Sentiment across the mining industry continues to improve as investors and producers become more upbeat about the outlook for the sector, feedback from this year's Mines and Money conference in London showed. Nonetheless, consensus remains divided on whether the sector is actually at the beginning of the next bull market.
Speakers and attendees alike painted a picture of confidence that growth fundamentals are stabilizing amid improving supply/demand dynamics and ongoing capital discipline, indicating that mining players stuck to their strategies of resilience that many implemented during the last downturn.
Compared to previous events, key takeaways from this year's conference pointed to an ongoing uptick in exploration activity as well as a rebound in liquidity and financing volumes flowing to the sector.
Lenders and fund managers remain selective in terms of ticket size and value propositions, meaning many of the smaller projects are still missing out. Grassroots projects, for example, continue to be overlooked in terms of funding.
Lacking returns from the sector are an additional reason why some institutions are keeping investment activity low for now, a fund manager from J.P. Morgan Asset Management said.

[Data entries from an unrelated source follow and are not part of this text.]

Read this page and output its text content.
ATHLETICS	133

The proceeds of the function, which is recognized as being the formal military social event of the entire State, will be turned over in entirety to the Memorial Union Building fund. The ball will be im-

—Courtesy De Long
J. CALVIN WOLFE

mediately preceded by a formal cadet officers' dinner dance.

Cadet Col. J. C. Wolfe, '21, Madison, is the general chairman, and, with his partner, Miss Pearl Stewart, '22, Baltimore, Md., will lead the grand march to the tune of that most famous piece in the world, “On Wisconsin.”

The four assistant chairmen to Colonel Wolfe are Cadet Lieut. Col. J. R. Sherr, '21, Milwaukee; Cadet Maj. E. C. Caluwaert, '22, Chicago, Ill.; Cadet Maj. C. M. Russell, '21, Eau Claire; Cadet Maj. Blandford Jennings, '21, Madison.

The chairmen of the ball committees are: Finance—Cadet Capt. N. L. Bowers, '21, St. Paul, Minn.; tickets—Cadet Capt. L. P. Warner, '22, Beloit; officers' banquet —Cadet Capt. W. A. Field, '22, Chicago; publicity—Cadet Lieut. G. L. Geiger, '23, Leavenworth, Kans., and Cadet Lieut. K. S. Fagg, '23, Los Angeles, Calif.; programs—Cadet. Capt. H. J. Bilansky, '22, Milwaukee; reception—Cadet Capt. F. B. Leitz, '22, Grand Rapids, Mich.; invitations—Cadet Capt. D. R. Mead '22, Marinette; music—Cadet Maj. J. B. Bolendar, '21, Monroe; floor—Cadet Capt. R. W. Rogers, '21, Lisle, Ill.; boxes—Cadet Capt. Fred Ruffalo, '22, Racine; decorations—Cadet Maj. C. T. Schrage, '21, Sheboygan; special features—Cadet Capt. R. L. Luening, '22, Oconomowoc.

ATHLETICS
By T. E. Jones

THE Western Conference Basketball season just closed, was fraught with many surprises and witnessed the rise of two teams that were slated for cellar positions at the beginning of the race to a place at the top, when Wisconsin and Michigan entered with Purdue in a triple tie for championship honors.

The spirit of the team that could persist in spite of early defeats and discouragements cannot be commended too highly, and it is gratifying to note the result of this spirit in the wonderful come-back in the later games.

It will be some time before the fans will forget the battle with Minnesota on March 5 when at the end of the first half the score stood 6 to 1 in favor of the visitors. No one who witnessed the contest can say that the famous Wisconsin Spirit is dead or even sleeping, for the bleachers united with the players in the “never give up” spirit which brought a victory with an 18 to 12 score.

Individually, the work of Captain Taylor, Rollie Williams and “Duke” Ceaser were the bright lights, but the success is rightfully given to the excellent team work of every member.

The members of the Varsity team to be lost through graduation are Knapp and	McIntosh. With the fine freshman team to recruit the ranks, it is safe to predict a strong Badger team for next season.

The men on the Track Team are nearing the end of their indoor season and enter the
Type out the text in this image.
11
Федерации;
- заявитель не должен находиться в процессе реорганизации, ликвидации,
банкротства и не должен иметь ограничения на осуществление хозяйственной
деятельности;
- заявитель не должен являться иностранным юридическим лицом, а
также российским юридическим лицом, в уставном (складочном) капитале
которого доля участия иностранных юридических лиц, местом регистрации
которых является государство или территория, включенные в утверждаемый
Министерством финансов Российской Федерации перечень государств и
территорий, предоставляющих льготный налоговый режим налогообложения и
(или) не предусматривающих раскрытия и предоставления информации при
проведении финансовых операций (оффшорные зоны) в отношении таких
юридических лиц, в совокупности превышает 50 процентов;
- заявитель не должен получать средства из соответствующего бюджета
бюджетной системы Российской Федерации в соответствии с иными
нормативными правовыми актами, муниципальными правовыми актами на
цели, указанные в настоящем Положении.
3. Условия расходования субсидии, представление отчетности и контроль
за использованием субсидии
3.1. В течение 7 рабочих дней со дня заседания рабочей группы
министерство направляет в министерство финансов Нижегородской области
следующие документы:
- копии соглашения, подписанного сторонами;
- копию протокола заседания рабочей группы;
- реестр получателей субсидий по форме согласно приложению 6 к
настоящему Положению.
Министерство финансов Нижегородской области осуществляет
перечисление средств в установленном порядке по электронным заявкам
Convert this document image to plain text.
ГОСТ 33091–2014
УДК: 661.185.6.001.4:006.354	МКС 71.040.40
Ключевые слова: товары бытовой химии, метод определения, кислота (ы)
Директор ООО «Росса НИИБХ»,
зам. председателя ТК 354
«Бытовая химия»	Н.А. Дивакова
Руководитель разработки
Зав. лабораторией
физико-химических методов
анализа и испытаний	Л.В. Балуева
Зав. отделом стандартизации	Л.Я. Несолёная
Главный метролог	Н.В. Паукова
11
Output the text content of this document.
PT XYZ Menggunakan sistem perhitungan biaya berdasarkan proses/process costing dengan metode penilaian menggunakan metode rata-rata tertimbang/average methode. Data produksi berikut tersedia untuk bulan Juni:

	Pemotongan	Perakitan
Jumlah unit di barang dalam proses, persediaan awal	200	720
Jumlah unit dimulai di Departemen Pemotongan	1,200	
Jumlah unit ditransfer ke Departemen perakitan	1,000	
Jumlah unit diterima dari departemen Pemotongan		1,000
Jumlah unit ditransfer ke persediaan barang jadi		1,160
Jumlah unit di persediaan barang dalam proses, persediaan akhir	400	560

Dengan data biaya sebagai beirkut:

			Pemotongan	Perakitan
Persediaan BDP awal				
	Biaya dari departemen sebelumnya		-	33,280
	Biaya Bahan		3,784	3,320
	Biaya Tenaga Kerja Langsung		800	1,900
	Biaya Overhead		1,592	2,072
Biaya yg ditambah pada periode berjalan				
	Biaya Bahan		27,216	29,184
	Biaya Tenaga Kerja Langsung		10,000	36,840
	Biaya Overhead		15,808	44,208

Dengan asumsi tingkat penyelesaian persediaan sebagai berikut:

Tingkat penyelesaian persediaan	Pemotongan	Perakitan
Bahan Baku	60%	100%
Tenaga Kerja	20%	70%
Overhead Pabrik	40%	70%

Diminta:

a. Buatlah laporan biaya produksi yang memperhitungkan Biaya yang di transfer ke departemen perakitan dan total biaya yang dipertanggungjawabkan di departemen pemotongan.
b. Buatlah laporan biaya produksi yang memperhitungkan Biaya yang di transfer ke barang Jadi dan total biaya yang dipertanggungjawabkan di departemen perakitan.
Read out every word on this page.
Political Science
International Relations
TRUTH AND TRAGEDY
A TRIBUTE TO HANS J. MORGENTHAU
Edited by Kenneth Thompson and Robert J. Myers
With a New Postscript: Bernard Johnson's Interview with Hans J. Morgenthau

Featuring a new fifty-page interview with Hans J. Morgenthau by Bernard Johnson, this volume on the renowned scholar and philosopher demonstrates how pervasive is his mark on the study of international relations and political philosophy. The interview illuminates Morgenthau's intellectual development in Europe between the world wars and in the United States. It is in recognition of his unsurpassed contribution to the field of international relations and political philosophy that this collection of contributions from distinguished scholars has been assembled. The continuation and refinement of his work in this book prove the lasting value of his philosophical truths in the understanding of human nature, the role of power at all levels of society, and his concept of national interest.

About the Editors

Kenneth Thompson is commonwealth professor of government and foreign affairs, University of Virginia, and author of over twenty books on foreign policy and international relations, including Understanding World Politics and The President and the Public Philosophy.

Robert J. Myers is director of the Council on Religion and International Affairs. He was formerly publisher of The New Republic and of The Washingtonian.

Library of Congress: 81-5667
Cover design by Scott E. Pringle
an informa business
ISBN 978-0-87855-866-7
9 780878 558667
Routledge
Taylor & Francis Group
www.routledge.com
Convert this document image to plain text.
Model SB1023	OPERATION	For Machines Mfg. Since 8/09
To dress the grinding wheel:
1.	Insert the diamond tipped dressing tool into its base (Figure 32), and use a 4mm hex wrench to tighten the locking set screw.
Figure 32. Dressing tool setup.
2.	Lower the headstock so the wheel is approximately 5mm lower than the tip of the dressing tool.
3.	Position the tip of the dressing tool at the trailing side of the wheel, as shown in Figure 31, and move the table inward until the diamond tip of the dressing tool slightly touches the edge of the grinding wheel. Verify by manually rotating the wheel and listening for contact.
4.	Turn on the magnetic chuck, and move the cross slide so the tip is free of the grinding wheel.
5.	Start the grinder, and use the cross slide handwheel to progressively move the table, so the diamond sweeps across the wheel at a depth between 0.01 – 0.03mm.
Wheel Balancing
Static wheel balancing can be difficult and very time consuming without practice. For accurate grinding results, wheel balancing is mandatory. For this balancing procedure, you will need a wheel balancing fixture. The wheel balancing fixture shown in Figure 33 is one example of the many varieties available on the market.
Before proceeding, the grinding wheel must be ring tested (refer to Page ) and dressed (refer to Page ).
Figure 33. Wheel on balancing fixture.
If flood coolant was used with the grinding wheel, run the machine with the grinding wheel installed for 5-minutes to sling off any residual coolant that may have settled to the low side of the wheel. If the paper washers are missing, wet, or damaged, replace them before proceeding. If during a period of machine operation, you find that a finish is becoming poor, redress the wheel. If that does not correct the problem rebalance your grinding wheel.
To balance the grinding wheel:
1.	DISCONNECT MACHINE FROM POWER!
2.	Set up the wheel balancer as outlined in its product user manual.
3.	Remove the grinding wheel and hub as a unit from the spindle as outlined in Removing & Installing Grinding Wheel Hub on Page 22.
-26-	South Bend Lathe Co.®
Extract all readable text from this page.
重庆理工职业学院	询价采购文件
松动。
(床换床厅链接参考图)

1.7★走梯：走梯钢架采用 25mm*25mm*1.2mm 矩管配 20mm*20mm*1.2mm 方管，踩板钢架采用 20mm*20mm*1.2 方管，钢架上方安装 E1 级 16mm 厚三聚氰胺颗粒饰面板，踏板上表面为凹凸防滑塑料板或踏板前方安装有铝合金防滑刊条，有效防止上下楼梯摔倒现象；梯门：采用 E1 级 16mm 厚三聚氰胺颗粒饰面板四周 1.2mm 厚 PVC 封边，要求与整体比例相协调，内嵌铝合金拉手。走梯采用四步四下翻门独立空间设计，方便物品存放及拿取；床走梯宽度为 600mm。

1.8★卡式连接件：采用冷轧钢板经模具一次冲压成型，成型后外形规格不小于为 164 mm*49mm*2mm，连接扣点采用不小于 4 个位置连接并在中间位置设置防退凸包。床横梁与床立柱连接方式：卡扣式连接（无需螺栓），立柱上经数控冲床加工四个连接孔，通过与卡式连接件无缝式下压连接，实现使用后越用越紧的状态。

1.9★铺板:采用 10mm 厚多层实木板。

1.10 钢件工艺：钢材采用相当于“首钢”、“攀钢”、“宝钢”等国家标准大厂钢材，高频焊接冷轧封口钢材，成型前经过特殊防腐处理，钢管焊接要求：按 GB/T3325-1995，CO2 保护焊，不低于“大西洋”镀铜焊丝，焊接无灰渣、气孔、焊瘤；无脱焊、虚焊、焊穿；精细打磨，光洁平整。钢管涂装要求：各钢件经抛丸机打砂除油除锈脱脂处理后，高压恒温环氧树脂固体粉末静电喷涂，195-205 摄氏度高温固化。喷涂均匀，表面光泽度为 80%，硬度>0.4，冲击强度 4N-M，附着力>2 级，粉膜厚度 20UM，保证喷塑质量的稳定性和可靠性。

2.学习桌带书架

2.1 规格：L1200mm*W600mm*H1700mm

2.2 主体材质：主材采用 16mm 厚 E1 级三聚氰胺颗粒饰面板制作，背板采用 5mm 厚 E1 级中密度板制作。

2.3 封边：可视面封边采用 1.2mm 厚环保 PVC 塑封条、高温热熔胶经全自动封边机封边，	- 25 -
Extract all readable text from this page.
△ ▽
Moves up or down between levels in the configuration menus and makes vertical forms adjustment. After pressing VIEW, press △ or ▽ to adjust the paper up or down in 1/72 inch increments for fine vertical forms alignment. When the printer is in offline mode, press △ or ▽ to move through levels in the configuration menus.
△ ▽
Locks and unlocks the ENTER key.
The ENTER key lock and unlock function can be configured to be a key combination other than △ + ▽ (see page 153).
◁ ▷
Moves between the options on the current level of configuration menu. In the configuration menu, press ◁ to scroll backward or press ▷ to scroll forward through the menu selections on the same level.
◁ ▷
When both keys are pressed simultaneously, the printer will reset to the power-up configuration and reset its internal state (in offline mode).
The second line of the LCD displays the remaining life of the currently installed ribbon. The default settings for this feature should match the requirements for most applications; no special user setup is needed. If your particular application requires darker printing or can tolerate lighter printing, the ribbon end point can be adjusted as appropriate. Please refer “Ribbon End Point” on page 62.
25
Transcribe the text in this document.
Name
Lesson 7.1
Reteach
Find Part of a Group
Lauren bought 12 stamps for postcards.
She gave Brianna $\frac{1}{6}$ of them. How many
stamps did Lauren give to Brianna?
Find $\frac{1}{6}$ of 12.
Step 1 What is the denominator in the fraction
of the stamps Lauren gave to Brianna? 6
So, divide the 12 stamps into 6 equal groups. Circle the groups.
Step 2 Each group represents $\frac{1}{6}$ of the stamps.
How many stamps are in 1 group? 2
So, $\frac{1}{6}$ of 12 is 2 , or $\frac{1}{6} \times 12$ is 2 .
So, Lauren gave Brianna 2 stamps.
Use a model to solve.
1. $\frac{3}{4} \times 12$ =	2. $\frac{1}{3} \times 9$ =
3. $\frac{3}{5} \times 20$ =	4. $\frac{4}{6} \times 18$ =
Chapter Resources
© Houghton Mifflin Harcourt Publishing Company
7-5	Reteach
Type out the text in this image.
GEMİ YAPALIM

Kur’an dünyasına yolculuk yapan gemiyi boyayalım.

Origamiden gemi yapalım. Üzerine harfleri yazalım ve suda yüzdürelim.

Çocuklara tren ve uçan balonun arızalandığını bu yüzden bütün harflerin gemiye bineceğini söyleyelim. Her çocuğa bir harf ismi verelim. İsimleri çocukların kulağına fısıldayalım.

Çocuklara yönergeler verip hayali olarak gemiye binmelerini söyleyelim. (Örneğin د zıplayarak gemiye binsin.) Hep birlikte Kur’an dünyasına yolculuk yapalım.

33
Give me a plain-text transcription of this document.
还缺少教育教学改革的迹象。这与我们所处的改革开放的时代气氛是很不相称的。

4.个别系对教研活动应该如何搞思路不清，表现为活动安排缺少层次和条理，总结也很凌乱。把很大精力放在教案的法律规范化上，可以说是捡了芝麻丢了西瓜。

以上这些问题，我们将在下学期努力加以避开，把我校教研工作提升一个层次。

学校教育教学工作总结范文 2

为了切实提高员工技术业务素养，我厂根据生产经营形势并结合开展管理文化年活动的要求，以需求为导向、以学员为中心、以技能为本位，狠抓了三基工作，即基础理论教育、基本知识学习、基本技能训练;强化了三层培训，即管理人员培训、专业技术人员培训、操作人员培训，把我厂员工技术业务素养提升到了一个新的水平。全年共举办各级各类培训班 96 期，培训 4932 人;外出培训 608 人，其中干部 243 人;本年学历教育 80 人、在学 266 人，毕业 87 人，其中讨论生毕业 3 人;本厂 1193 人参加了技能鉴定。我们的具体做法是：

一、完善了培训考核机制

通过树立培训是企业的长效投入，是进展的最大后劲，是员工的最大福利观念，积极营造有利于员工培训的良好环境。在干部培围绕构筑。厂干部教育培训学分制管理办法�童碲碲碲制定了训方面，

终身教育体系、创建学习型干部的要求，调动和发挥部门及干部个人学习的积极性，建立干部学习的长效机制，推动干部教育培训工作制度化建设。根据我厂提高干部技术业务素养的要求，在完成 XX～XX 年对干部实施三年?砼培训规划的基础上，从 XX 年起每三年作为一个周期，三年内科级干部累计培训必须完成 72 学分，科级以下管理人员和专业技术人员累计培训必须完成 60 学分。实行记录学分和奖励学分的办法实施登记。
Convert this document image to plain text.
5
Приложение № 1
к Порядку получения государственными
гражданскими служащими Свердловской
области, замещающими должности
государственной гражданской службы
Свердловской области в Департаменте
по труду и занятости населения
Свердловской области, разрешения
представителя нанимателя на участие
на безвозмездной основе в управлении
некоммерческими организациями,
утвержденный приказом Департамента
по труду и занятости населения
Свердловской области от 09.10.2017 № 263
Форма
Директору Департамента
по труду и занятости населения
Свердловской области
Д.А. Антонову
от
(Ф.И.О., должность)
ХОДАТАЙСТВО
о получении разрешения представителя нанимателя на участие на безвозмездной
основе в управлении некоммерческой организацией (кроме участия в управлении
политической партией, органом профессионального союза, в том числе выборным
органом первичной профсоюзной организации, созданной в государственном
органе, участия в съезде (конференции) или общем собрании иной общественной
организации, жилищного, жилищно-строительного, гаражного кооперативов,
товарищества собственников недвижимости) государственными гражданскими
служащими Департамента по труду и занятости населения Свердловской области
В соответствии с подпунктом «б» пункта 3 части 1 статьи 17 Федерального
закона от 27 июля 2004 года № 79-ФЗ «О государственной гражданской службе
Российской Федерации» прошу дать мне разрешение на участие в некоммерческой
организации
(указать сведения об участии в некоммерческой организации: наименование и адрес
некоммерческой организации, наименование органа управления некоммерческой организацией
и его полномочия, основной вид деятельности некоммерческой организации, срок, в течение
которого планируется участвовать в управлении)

"At the moment we are not getting the flows, we are not getting the availability to do much more funding," said Neil Gregson, managing director and portfolio manager for global natural resources at J.P. Morgan Asset Management.
While debt funds, sovereign wealth funds and new crowdfunding platforms have helped fill the funding gap, the so-called Initial Coin Offerings could present great opportunities for miners.
According to Frank Holmes, CEO and chief investment officer at US Funds, Initial Coin Offerings, unregulated offerings for new cryptocurrency ventures, could present an attractive alternative to traditional ways of raising capital, such as IPOs.